4. Die Angeklagte M. hat die Kosten ihres Rechtsmittels zu tragen.
G r ü n d e
1
Das angefochtene Urteil weist lediglich betreffend den Angeklagten E. einen sachlich-rechtlichen Mangel auf, als das Landgericht die Prüfung einer Unterbringung in einer Entziehungsanstalt gemäß § 64 StGB unterlassen hat, obwohl sich dies aufdrängte. Hierzu hat der Generalbundesanwalt in seiner Antragsschrift vom 18. Oktober 2007 zutreffend ausgeführt:
2
„Hat ein Täter den Hang, berauschende Mittel im Übermaß zu sich zu nehmen , und wird er wegen einer auf den Hang zurückzuführenden rechtswidrigen Tat verurteilt, so muss nach § 64 StGB das Gericht eine Unterbringung in einer Entziehungsanstalt anordnen, wenn die Gefahr besteht, dass er auch in Zukunft infolge seines Hanges erhebliche rechtswidrige Taten begehen wird. Ob von einer Anordnung der Unterbringung in einer Entziehungsanstalt zu Recht abgesehen worden ist, kann vom Revisionsgericht auf die Sachrüge hin überprüft werden, auch wenn – wie hier – nur der Angeklagte Revision eingelegt und die Nichtanwendung des § 64 StGB nicht vom Revisionsangriff ausgenommen hat (vgl. BGHSt 37, 5; BGHR StGB § 64 Ablehnung 5). Anlass hierfür besteht allerdings nur dann, wenn es nach den Urteilsfeststellungen nahe liegt, dass die Voraussetzungen für eine Unterbringungsanordnung gegeben sind (vgl. BGHR StGB § 64 Ablehnung 10).
3
Dies ist hier der Fall.
4
Der Angeklagte ist alkohol- und betäubungsmittelabhängig (UA S. 9). Zur Finanzierung seines Kokainbedarfs war er insbesondere ab Februar 2006 auf die Erschließung zusätzlicher Einnahmequellen angewiesen (UA S. 11), wobei er sich gerade durch den verfahrensgegenständlichen Transport von Betäubungsmitteln eine solche erhoffte (UA S. 21). Für die Strafkammer steht fest, dass die Tathandlungen nicht nur im Zusammenhang mit seiner Abhängigkeitserkrankung standen (UA S. 60), sondern durch diese ersichtlich begünstigt wurden (UA S. 67).
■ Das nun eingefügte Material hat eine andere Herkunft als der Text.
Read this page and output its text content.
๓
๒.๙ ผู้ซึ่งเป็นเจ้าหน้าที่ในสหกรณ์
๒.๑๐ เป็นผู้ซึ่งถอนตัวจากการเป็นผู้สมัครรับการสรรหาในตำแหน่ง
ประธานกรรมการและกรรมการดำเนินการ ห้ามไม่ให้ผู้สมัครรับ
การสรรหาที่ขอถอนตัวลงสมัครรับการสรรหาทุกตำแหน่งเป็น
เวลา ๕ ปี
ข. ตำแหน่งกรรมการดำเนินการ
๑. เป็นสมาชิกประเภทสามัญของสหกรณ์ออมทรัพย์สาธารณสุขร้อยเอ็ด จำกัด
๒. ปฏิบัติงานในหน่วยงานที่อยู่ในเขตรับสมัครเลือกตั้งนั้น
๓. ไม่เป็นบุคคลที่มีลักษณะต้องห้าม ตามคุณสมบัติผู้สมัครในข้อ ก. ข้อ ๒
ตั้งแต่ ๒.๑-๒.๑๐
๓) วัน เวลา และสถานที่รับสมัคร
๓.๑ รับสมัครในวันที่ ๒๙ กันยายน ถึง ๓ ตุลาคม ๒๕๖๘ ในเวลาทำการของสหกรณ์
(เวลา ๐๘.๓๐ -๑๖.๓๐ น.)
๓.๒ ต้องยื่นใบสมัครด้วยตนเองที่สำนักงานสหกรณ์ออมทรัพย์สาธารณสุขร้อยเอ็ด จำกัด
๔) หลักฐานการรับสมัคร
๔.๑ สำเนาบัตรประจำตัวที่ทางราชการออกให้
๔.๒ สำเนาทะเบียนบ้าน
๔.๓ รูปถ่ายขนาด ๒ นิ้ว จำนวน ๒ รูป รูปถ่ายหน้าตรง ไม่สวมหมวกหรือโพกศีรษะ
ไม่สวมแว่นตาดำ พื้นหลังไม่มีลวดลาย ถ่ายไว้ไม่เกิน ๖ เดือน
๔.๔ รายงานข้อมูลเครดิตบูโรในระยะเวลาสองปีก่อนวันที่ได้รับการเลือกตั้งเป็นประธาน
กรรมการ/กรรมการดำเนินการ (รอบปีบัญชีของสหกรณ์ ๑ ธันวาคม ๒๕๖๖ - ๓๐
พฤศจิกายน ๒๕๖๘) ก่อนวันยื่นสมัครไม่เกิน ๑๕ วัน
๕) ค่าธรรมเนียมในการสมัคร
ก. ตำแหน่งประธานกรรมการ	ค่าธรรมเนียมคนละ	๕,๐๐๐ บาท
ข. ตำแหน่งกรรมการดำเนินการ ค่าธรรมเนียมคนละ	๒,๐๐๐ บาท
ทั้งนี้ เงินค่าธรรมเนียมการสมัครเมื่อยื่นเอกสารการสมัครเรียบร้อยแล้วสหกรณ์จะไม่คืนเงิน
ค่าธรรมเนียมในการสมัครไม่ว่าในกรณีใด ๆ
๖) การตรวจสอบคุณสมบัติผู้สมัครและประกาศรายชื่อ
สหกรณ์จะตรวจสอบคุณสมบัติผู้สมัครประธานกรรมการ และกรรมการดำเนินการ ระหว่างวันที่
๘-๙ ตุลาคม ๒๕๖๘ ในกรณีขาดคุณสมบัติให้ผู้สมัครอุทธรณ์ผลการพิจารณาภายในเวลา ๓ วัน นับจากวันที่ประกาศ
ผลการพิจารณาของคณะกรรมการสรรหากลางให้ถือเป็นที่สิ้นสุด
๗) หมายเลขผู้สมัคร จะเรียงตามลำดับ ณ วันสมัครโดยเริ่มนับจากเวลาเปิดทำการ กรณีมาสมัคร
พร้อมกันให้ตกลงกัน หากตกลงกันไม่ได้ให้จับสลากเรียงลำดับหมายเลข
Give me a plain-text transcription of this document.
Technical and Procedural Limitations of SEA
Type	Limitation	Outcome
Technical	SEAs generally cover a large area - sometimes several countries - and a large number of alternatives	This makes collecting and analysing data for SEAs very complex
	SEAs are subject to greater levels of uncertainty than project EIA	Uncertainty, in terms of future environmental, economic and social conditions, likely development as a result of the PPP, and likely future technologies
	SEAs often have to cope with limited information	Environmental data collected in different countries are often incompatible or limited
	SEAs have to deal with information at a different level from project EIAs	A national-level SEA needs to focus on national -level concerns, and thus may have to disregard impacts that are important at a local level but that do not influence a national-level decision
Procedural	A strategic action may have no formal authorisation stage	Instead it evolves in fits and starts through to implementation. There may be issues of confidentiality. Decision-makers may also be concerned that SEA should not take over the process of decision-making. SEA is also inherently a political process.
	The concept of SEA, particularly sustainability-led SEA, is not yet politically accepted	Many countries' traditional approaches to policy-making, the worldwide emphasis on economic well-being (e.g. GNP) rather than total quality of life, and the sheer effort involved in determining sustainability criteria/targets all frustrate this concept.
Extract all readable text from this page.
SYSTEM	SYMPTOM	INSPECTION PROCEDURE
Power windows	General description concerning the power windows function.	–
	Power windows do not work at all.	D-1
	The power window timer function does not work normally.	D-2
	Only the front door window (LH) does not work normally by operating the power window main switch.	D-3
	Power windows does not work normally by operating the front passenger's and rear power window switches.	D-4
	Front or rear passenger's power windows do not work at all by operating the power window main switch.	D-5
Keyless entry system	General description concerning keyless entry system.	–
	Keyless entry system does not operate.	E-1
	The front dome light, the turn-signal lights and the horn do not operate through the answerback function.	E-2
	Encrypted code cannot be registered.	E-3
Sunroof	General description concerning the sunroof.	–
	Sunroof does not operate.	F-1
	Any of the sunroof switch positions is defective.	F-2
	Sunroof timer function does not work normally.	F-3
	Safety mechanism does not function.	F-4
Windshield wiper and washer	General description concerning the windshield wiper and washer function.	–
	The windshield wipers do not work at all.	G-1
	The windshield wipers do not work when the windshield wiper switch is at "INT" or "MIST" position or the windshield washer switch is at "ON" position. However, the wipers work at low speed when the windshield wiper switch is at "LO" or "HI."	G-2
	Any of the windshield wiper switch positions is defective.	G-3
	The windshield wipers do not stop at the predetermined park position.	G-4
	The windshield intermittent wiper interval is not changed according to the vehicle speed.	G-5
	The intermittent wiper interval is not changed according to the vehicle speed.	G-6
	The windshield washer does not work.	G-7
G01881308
Die Feststellungen ergeben weiter, dass der Angeklagte weiterhin ein Verlangen nach dem Konsum von Kokain empfindet und therapiewillig ist (UA S. 11).“
5
Die Frage der Unterbringung des Angeklagten E. in einer Entziehungsanstalt bedarf daher unter Hinzuziehung eines Sachverständigen (§ 246a StPO) der Prüfung und Entscheidung durch ein neues Tatgericht. Für den Fall, dass es die Unterbringung in einer Entziehungsanstalt anord- nen sollte, wird gemäß der jetzt geltenden Fassung der Vorschrift des § 67 Abs. 2 StGB auch über die Reihenfolge der Vollstreckung von Freiheitsstrafe und Maßregel zu entscheiden sein.
Basdorf Gerhardt Raum Brause Jäger

Hat eine Person den Hang, alkoholische Getränke oder andere berauschende Mittel im Übermaß zu sich zu nehmen, und wird sie wegen einer rechtswidrigen Tat, die sie im Rausch begangen hat oder die auf ihren Hang zurückgeht, verurteilt oder nur deshalb nicht verurteilt, weil ihre Schuldunfähigkeit erwiesen oder nicht auszuschließen ist, so soll das Gericht die Unterbringung in einer Entziehungsanstalt anordnen, wenn die Gefahr besteht, dass sie infolge ihres Hanges erhebliche rechtswidrige Taten begehen wird. Die Anordnung ergeht nur, wenn eine hinreichend konkrete Aussicht besteht, die Person durch die Behandlung in einer Entziehungsanstalt innerhalb der Frist nach § 67d Absatz 1 Satz 1 oder 3 zu heilen oder über eine erhebliche Zeit vor dem Rückfall in den Hang zu bewahren und von der Begehung erheblicher rechtswidriger Taten abzuhalten, die auf ihren Hang zurückgehen.